Molecular weight roughly corresponds to the number
of atoms in the molecule. "So for a molecule with
half a million atoms, you need a million particle
images — thousands for each orientation."
These
must be chosen from many millions of candidates,
and each must show the whole particle and nothing
but the particle. A typical micrograph may show fifteen
hundred or more particles, but picking them out isn't
easy. The microscope's electron beam has to be kept
at low power to prevent radiation damage, so the
signal-to-noise ratio is low and the particles
are barely perceptible shapes in a field of gray.
"It's hard to find good candidates even with an
expert eye," says Adiga. "Having to choose hundreds
of thousands of particles is a bottleneck in the
process of single-particle reconstruction."
Automatic
particle-picking methods have been devised to meet
this challenge, but until now even the best yield
more than 30 percent false positives — either
poor-quality images of particles or something else
altogether, like debris or background noise.

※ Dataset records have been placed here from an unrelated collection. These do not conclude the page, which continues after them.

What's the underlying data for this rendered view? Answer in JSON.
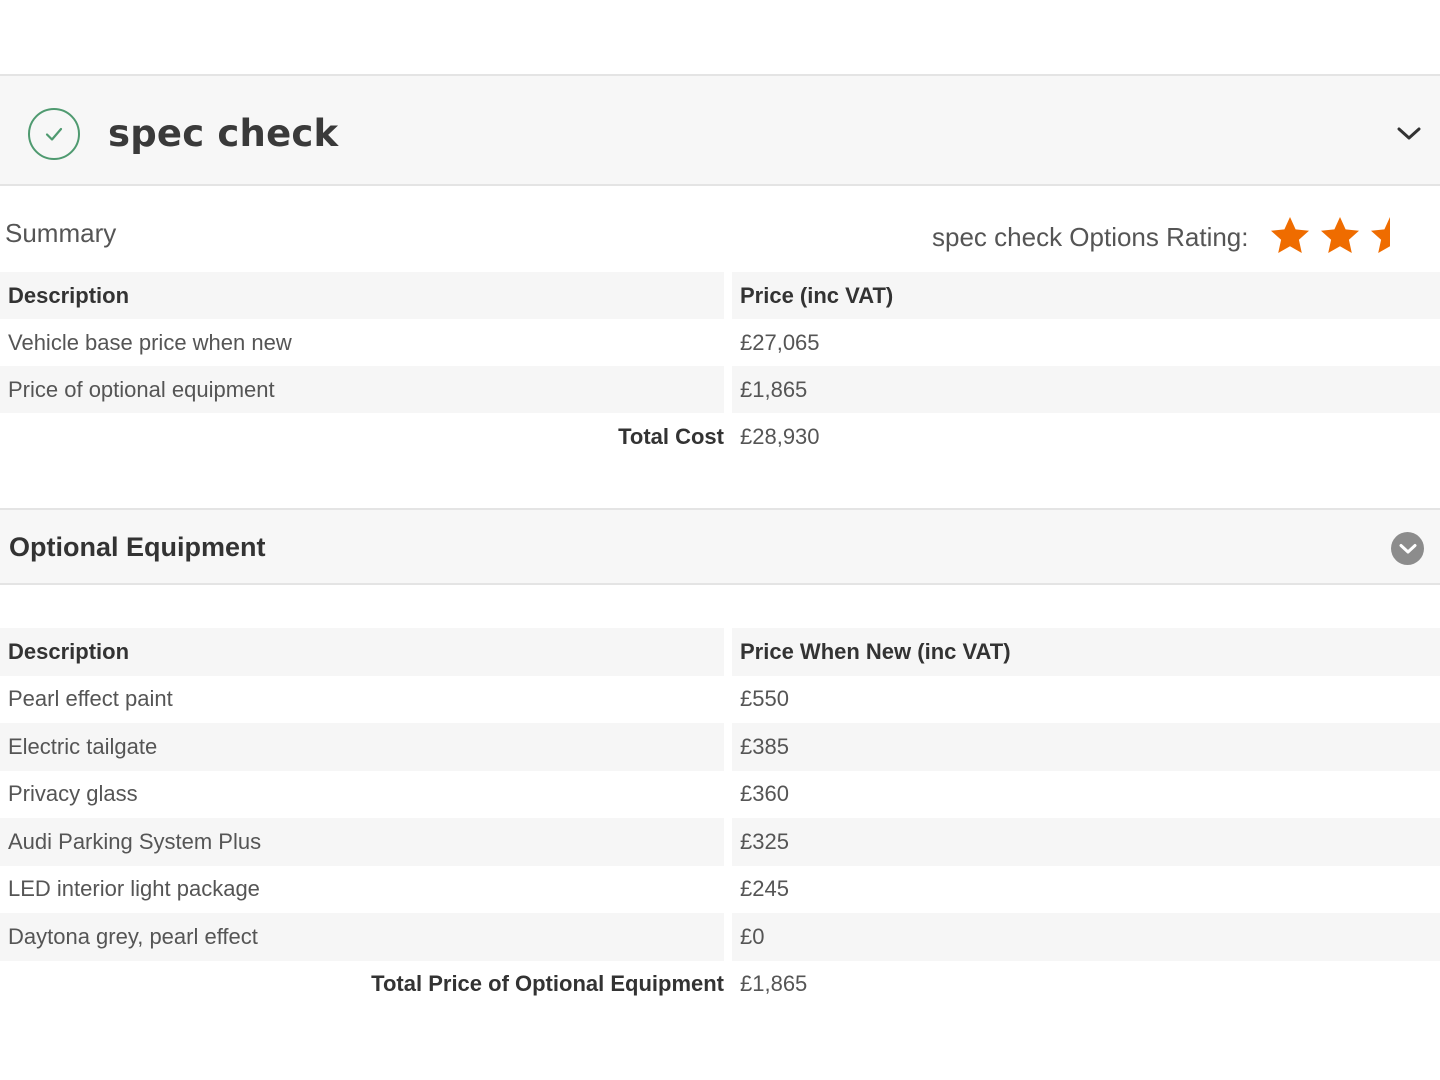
{
  "spec": {
    "title": "spec check",
    "summary_label": "Summary",
    "rating_label": "spec check Options Rating:",
    "rating_stars": 2.5,
    "rating_max": 3,
    "accent_color": "#ef6c00",
    "check_color": "#4f9a70"
  },
  "summary_table": {
    "headers": [
      "Description",
      "Price (inc VAT)"
    ],
    "rows": [
      {
        "description": "Vehicle base price when new",
        "price": "£27,065"
      },
      {
        "description": "Price of optional equipment",
        "price": "£1,865"
      }
    ],
    "total_label": "Total Cost",
    "total_value": "£28,930"
  },
  "optional_section": {
    "title": "Optional Equipment"
  },
  "optional_table": {
    "headers": [
      "Description",
      "Price When New (inc VAT)"
    ],
    "rows": [
      {
        "description": "Pearl effect paint",
        "price": "£550"
      },
      {
        "description": "Electric tailgate",
        "price": "£385"
      },
      {
        "description": "Privacy glass",
        "price": "£360"
      },
      {
        "description": "Audi Parking System Plus",
        "price": "£325"
      },
      {
        "description": "LED interior light package",
        "price": "£245"
      },
      {
        "description": "Daytona grey, pearl effect",
        "price": "£0"
      }
    ],
    "total_label": "Total Price of Optional Equipment",
    "total_value": "£1,865"
  }
}
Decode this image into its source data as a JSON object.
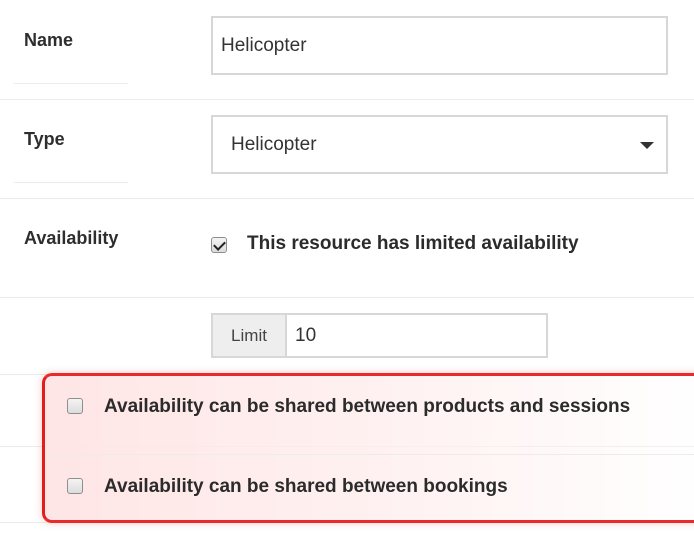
{
  "form": {
    "name": {
      "label": "Name",
      "value": "Helicopter"
    },
    "type": {
      "label": "Type",
      "selected": "Helicopter"
    },
    "availability": {
      "label": "Availability",
      "limited_checkbox": {
        "label": "This resource has limited availability",
        "checked": true
      },
      "limit": {
        "addon_label": "Limit",
        "value": "10"
      },
      "shared_products_sessions": {
        "label": "Availability can be shared between products and sessions",
        "checked": false
      },
      "shared_bookings": {
        "label": "Availability can be shared between bookings",
        "checked": false
      }
    }
  },
  "colors": {
    "highlight_border": "#e21d1d",
    "input_border": "#d7d7d7",
    "addon_background": "#eeeeee"
  }
}
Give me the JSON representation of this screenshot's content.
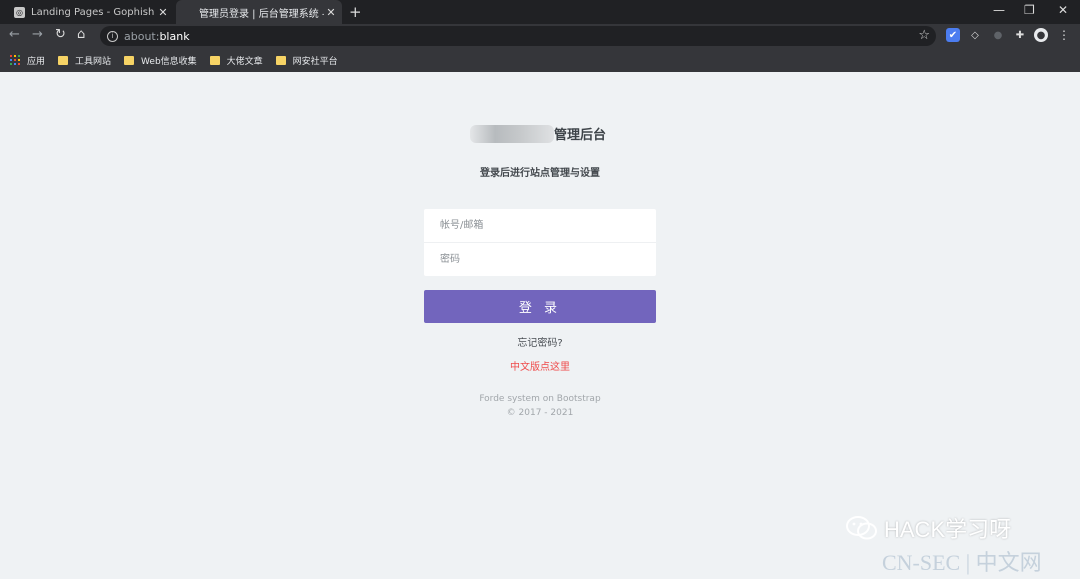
{
  "tabs": [
    {
      "title": "Landing Pages - Gophish",
      "close": "✕"
    },
    {
      "title": "管理员登录 | 后台管理系统 — Pr",
      "close": "✕"
    }
  ],
  "new_tab": "+",
  "window_controls": {
    "minimize": "—",
    "restore": "❐",
    "close": "✕"
  },
  "nav": {
    "back": "←",
    "forward": "→",
    "reload": "↻",
    "home": "⌂"
  },
  "address": {
    "prefix": "about:",
    "rest": "blank"
  },
  "bookmarks": {
    "apps_label": "应用",
    "items": [
      "工具网站",
      "Web信息收集",
      "大佬文章",
      "网安社平台"
    ]
  },
  "login": {
    "brand_suffix": "管理后台",
    "subtitle": "登录后进行站点管理与设置",
    "username_placeholder": "帐号/邮箱",
    "password_placeholder": "密码",
    "submit": "登 录",
    "forgot": "忘记密码?",
    "chinese_link": "中文版点这里",
    "footer_line1": "Forde system on Bootstrap",
    "footer_line2": "© 2017 - 2021"
  },
  "watermark": {
    "main": "HACK学习呀",
    "site": "CN-SEC | 中文网"
  },
  "colors": {
    "accent": "#7265bd",
    "link_red": "#ef4a4a",
    "page_bg": "#eff2f4"
  }
}
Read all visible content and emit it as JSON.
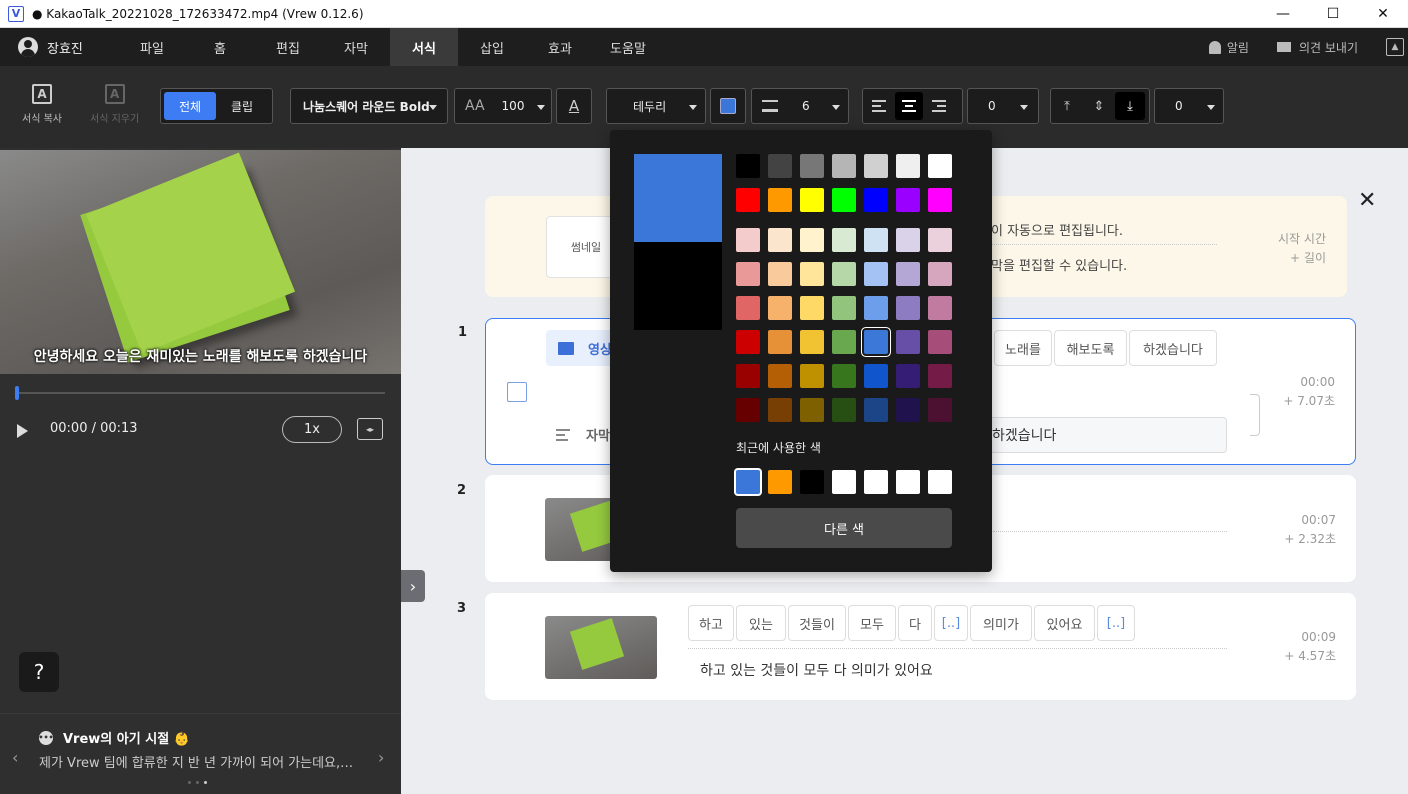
{
  "window": {
    "title": "● KakaoTalk_20221028_172633472.mp4 (Vrew 0.12.6)",
    "logo": "V"
  },
  "menubar": {
    "user_name": "장효진",
    "items": [
      "파일",
      "홈",
      "편집",
      "자막",
      "서식",
      "삽입",
      "효과",
      "도움말"
    ],
    "active": "서식",
    "notifications": "알림",
    "feedback": "의견 보내기"
  },
  "toolbar": {
    "copy_format": "서식 복사",
    "clear_format": "서식 지우기",
    "scope_all": "전체",
    "scope_clip": "클립",
    "font": "나눔스퀘어 라운드 Bold",
    "font_size": "100",
    "outline": "테두리",
    "outline_color": "#3b77d8",
    "outline_width": "6",
    "letter_spacing": "0",
    "vertical_offset": "0"
  },
  "player": {
    "caption": "안녕하세요 오늘은 재미있는 노래를 해보도록 하겠습니다",
    "time": "00:00 / 00:13",
    "speed": "1x",
    "progress": 0.0
  },
  "news": {
    "title": "Vrew의 아기 시절 👶",
    "body": "제가 Vrew 팀에 합류한 지 반 년 가까이 되어 가는데요,왠...",
    "page": 3,
    "pages": 3
  },
  "notice": {
    "thumb_hint": "썸네일",
    "line1": "이 자동으로 편집됩니다.",
    "line2": "막을 편집할 수 있습니다.",
    "start_time": "시작 시간",
    "plus_length": "+ 길이"
  },
  "clips": [
    {
      "num": "1",
      "scene_label": "영상",
      "words": [
        "노래를",
        "해보도록",
        "하겠습니다"
      ],
      "sub_label": "자막",
      "subtitle": "하겠습니다",
      "start": "00:00",
      "length": "+  7.07초"
    },
    {
      "num": "2",
      "start": "00:07",
      "length": "+  2.32초"
    },
    {
      "num": "3",
      "words": [
        "하고",
        "있는",
        "것들이",
        "모두",
        "다",
        "[..]",
        "의미가",
        "있어요",
        "[..]"
      ],
      "subtitle": "하고 있는 것들이 모두 다 의미가 있어요",
      "start": "00:09",
      "length": "+  4.57초"
    }
  ],
  "color_picker": {
    "current": "#3b77d8",
    "previous": "#000000",
    "palette": [
      [
        "#000000",
        "#434343",
        "#777777",
        "#b5b5b5",
        "#d0d0d0",
        "#efefef",
        "#ffffff"
      ],
      [
        "#ff0000",
        "#ff9900",
        "#ffff00",
        "#00ff00",
        "#0000ff",
        "#9900ff",
        "#ff00ff"
      ],
      [
        "#f4cccc",
        "#fce5cd",
        "#fff2cc",
        "#d9ead3",
        "#cfe2f3",
        "#d9d2e9",
        "#ead1dc"
      ],
      [
        "#ea9999",
        "#f9cb9c",
        "#ffe599",
        "#b6d7a8",
        "#a4c2f4",
        "#b4a7d6",
        "#d5a6bd"
      ],
      [
        "#e06666",
        "#f6b26b",
        "#ffd966",
        "#93c47d",
        "#6d9eeb",
        "#8e7cc3",
        "#c27ba0"
      ],
      [
        "#cc0000",
        "#e69138",
        "#f1c232",
        "#6aa84f",
        "#3c78d8",
        "#674ea7",
        "#a64d79"
      ],
      [
        "#990000",
        "#b45f06",
        "#bf9000",
        "#38761d",
        "#1155cc",
        "#351c75",
        "#741b47"
      ],
      [
        "#660000",
        "#783f04",
        "#7f6000",
        "#274e13",
        "#1c4587",
        "#20124d",
        "#4c1130"
      ]
    ],
    "selected_row": 5,
    "selected_col": 4,
    "recent_label": "최근에 사용한 색",
    "recent": [
      "#3b77d8",
      "#ff9900",
      "#000000",
      "#ffffff",
      "#ffffff",
      "#ffffff",
      "#ffffff"
    ],
    "more_button": "다른 색"
  }
}
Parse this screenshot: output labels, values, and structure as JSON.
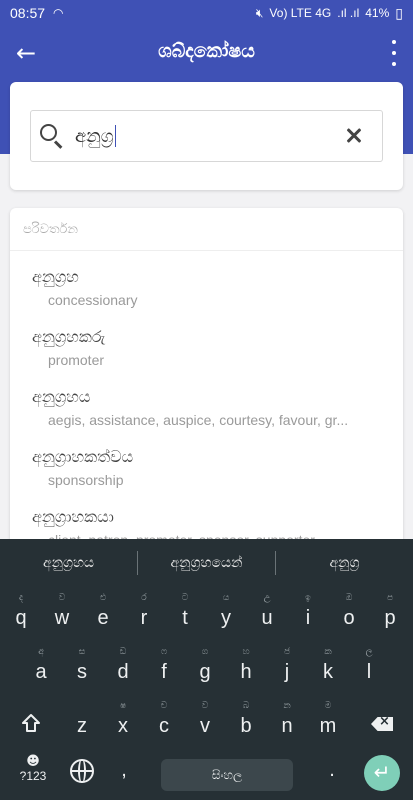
{
  "status": {
    "time": "08:57",
    "wifi_icon": "wifi-icon",
    "network": "Vo) LTE 4G",
    "signal": ".ıl .ıl",
    "battery": "41%"
  },
  "appbar": {
    "title": "ශබ්දකෝෂය",
    "back_icon": "arrow-left-icon",
    "menu_icon": "more-vertical-icon"
  },
  "search": {
    "value": "අනුග්‍ර",
    "search_icon": "search-icon",
    "clear_icon": "close-icon"
  },
  "results": {
    "header": "පරිවර්තන",
    "items": [
      {
        "word": "අනුග්‍රහ",
        "meaning": "concessionary"
      },
      {
        "word": "අනුග්‍රහකරු",
        "meaning": "promoter"
      },
      {
        "word": "අනුග්‍රහය",
        "meaning": "aegis, assistance, auspice, courtesy, favour, gr..."
      },
      {
        "word": "අනුග්‍රාහකත්වය",
        "meaning": "sponsorship"
      },
      {
        "word": "අනුග්‍රාහකයා",
        "meaning": "client, patron, promoter, sponsor, supporter"
      }
    ]
  },
  "keyboard": {
    "suggestions": [
      "අනුග්‍රහය",
      "අනුග්‍රහයෙන්",
      "අනුග්‍ර"
    ],
    "row1": [
      {
        "k": "q",
        "h": "ද"
      },
      {
        "k": "w",
        "h": "ව"
      },
      {
        "k": "e",
        "h": "එ"
      },
      {
        "k": "r",
        "h": "ර"
      },
      {
        "k": "t",
        "h": "ට"
      },
      {
        "k": "y",
        "h": "ය"
      },
      {
        "k": "u",
        "h": "උ"
      },
      {
        "k": "i",
        "h": "ඉ"
      },
      {
        "k": "o",
        "h": "ඔ"
      },
      {
        "k": "p",
        "h": "ප"
      }
    ],
    "row2": [
      {
        "k": "a",
        "h": "අ"
      },
      {
        "k": "s",
        "h": "ස"
      },
      {
        "k": "d",
        "h": "ඩ"
      },
      {
        "k": "f",
        "h": "ෆ"
      },
      {
        "k": "g",
        "h": "ග"
      },
      {
        "k": "h",
        "h": "හ"
      },
      {
        "k": "j",
        "h": "ජ"
      },
      {
        "k": "k",
        "h": "ක"
      },
      {
        "k": "l",
        "h": "ල"
      }
    ],
    "row3": [
      {
        "k": "z",
        "h": ""
      },
      {
        "k": "x",
        "h": "ෂ"
      },
      {
        "k": "c",
        "h": "ච"
      },
      {
        "k": "v",
        "h": "ව"
      },
      {
        "k": "b",
        "h": "බ"
      },
      {
        "k": "n",
        "h": "න"
      },
      {
        "k": "m",
        "h": "ම"
      }
    ],
    "emoji_label": "?123",
    "comma": ",",
    "space_label": "සිංහල",
    "period": ".",
    "enter_icon": "enter-arrow-icon",
    "shift_icon": "shift-icon",
    "backspace_icon": "backspace-icon",
    "globe_icon": "globe-icon"
  }
}
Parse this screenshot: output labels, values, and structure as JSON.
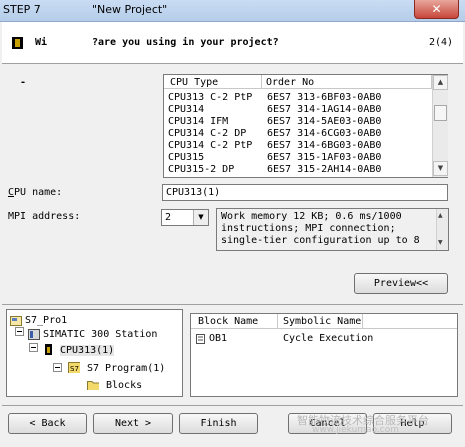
{
  "window": {
    "title_step": "STEP 7",
    "title_doc": "\"New Project\"",
    "close_symbol": "✕"
  },
  "header": {
    "text_prefix": "Wi",
    "text_main": "?are you using in your project?",
    "step": "2(4)"
  },
  "cpu_list": {
    "columns": [
      "CPU Type",
      "Order No"
    ],
    "rows": [
      {
        "type": "CPU313 C-2 PtP",
        "order": "6ES7 313-6BF03-0AB0"
      },
      {
        "type": "CPU314",
        "order": "6ES7 314-1AG14-0AB0"
      },
      {
        "type": "CPU314 IFM",
        "order": "6ES7 314-5AE03-0AB0"
      },
      {
        "type": "CPU314 C-2 DP",
        "order": "6ES7 314-6CG03-0AB0"
      },
      {
        "type": "CPU314 C-2 PtP",
        "order": "6ES7 314-6BG03-0AB0"
      },
      {
        "type": "CPU315",
        "order": "6ES7 315-1AF03-0AB0"
      },
      {
        "type": "CPU315-2 DP",
        "order": "6ES7 315-2AH14-0AB0"
      }
    ],
    "dash": "-"
  },
  "fields": {
    "cpu_name_label": "CPU name:",
    "cpu_name_value": "CPU313(1)",
    "mpi_label": "MPI address:",
    "mpi_value": "2",
    "description": [
      "Work memory 12 KB; 0.6 ms/1000",
      "instructions; MPI connection;",
      "single-tier configuration up to 8"
    ]
  },
  "preview_button": "Preview<<",
  "tree": {
    "root": "S7_Pro1",
    "station": "SIMATIC 300 Station",
    "cpu": "CPU313(1)",
    "program": "S7 Program(1)",
    "blocks": "Blocks"
  },
  "blocks_table": {
    "columns": [
      "Block Name",
      "Symbolic Name"
    ],
    "rows": [
      {
        "name": "OB1",
        "symbol": "Cycle Execution"
      }
    ]
  },
  "footer": {
    "back": "< Back",
    "next": "Next >",
    "finish": "Finish",
    "cancel": "Cancel",
    "help": "Help",
    "watermark_cn": "智能物流技术综合服务平台",
    "watermark_url": "www.jiekumao.com"
  }
}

Therefore "a
human still has to go through them and pick out the
good ones," Adiga says.
Adiga
and his colleagues decided that concentrating too
much attention on the particle itself in the early
stages of picking — for example, approximating
its shape and creating a template into which real
images are forced to fit, a process common to all
previous automatic methods — simply added to the
difficulty.
"We decided that if there's noise, there's noise,
so at first let's not deal with the particle but
with the noise," he says. "If the particle is the
foreground, we deal with the background."
By first establishing the average gray-scale range
of the particles of interest, contrast can be maintained
while the fine texture of the background is smoothed
out. The smoothed-out background is then subtracted.
The
next steps involve a procedure called segmentation,
developed by Adiga and his colleagues. After the
background is subtracted, the micrograph is rendered
in high contrast. Only shapes of a certain size and
brightness are retained; all the rest are thrown
away in a step called binarization, or thresholding. "You
need not know how the particle looks before you set
out to pick good images of it, only how big it is," says
Adiga.
The
thresholding procedure is iterative, but eventually
the processed high-contrast particle images can
be matched unambiguously with their originals in
the more highly detailed, low-contrast micrograph.
Some images may still remain problematic — for example,
some particles may be so close together they appear
to be touching; in these cases, an additional procedure
called "pinch-off" separates candidates that aren't
actually connected and discards those that are. Boxes
are drawn around the final picks and their image
quality is enhanced by an operation called "shrink-wrapping."
If
a portion of an adjacent particle protrudes into
the box, it is automatically discarded and replaced
with a pattern textured like the rest of the background.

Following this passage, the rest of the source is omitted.